Analysis: The workload remained Memory Bound. The speedup is constrained strictly by the ratio of HBM bandwidth between the two configurations. Any additional compute capacity (FLOP/s) in the proposal was left unutilized.

3. A Regime Shift (The Breakthrough)

What happens if we increase the batch size significantly?

# At batch size 256, the A100 is struggling with compute, but the H100 has plenty
prof_a100_batch = Engine.solve(model=model, hardware=mlsysim.Hardware.Cloud.A100, batch_size=256)
prof_h100_batch = Engine.solve(model=model, hardware=mlsysim.Hardware.Cloud.H100, batch_size=256)

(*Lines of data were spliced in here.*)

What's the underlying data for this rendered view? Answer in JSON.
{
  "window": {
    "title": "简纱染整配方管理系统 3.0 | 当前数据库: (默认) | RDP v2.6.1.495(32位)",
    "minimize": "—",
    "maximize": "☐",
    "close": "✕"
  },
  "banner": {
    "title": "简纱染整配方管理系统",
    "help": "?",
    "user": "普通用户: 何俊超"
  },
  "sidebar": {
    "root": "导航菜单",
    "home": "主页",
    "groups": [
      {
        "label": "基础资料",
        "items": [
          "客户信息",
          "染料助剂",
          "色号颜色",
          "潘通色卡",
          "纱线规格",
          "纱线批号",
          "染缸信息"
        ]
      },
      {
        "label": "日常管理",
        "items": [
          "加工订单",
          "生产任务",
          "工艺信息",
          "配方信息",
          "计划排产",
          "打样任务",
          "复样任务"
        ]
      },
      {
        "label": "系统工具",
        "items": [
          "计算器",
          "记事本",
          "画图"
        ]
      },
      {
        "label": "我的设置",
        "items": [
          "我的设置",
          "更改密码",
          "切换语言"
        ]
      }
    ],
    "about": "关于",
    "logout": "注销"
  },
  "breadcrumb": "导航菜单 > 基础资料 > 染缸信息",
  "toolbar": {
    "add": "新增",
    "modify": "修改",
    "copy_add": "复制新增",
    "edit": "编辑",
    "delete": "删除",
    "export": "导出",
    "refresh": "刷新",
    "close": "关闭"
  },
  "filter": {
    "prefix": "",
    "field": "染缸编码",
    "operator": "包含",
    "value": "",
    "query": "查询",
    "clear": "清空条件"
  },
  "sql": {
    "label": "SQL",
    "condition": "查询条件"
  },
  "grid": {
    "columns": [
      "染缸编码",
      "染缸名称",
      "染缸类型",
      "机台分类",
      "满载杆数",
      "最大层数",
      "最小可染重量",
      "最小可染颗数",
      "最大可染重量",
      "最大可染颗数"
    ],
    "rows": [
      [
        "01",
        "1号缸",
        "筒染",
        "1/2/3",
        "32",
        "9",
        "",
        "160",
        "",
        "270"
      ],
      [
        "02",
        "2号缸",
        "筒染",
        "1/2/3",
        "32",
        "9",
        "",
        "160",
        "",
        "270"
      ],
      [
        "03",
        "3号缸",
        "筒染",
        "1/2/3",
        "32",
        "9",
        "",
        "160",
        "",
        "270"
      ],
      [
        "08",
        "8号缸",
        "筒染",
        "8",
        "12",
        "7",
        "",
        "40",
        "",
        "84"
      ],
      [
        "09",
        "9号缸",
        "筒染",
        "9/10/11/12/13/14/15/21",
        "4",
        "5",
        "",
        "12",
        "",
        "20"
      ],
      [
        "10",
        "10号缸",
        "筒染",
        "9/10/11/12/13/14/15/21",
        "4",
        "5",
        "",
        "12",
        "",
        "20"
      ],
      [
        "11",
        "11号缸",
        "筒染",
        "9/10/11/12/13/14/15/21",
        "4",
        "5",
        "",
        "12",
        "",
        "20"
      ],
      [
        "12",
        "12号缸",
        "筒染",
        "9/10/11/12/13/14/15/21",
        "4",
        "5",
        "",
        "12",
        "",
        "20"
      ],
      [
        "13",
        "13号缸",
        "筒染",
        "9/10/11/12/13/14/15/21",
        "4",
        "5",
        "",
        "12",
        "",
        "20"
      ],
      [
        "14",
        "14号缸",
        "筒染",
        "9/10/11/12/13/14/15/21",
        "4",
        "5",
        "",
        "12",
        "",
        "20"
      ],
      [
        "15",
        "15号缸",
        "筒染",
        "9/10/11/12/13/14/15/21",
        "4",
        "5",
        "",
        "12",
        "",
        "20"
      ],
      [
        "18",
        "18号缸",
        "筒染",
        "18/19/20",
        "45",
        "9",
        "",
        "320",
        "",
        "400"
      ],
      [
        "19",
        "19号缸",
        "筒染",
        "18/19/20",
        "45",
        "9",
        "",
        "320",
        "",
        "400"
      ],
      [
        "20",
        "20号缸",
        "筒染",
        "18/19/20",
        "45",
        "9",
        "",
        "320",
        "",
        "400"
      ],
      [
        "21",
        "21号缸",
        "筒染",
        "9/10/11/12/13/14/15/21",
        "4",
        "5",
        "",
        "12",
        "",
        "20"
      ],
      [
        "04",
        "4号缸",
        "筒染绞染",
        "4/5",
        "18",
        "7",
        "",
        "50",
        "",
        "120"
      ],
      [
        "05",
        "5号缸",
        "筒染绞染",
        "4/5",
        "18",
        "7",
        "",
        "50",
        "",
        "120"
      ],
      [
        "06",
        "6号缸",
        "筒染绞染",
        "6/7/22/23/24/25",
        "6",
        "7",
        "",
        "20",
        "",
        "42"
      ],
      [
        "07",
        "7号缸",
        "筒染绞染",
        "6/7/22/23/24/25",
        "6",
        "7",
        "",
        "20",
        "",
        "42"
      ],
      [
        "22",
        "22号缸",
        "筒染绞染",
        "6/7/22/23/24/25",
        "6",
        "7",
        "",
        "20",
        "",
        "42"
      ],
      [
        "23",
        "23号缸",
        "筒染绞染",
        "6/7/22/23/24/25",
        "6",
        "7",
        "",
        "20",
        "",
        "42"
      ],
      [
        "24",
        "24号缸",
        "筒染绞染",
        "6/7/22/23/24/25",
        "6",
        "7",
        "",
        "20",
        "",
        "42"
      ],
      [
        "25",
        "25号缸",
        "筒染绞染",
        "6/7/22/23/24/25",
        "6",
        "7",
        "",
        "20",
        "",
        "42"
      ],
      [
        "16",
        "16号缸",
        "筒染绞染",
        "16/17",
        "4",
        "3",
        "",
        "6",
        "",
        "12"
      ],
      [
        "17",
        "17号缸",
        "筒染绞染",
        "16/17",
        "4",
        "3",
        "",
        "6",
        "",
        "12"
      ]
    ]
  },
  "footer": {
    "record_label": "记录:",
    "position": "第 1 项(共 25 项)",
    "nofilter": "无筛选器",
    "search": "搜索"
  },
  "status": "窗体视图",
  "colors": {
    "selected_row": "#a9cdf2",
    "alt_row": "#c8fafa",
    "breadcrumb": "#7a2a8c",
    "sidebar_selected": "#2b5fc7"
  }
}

explanation_batch = DifferentialExplainer.compare_performance(
    baseline=prof_a100_batch,
    proposal=prof_h100_batch
)

print(explanation_batch)

Output:

📊 Differential Analysis: Proposal vs. Baseline
• Speedup: 2.65x
• Baseline Regime: Compute Bound
• Proposal Regime: Compute Bound

Analysis: The workload remained Compute Bound. The speedup is constrained strictly by the ratio of peak arithmetic throughput (FLOP/s) between the two configurations. Additional memory bandwidth was not the limiting factor.

What You Learned

The Differential Explainer takes the cognitive load off the user by explicitly stating why an upgrade behaved the way it did.
It detects Regime Shifts, helping you realize when a hardware upgrade actually solved your bottleneck.
This tool is perfect for embedding into CI/CD pipelines (e.g., leaving a comment on a GitHub PR explaining why a new model architecture will slow down production).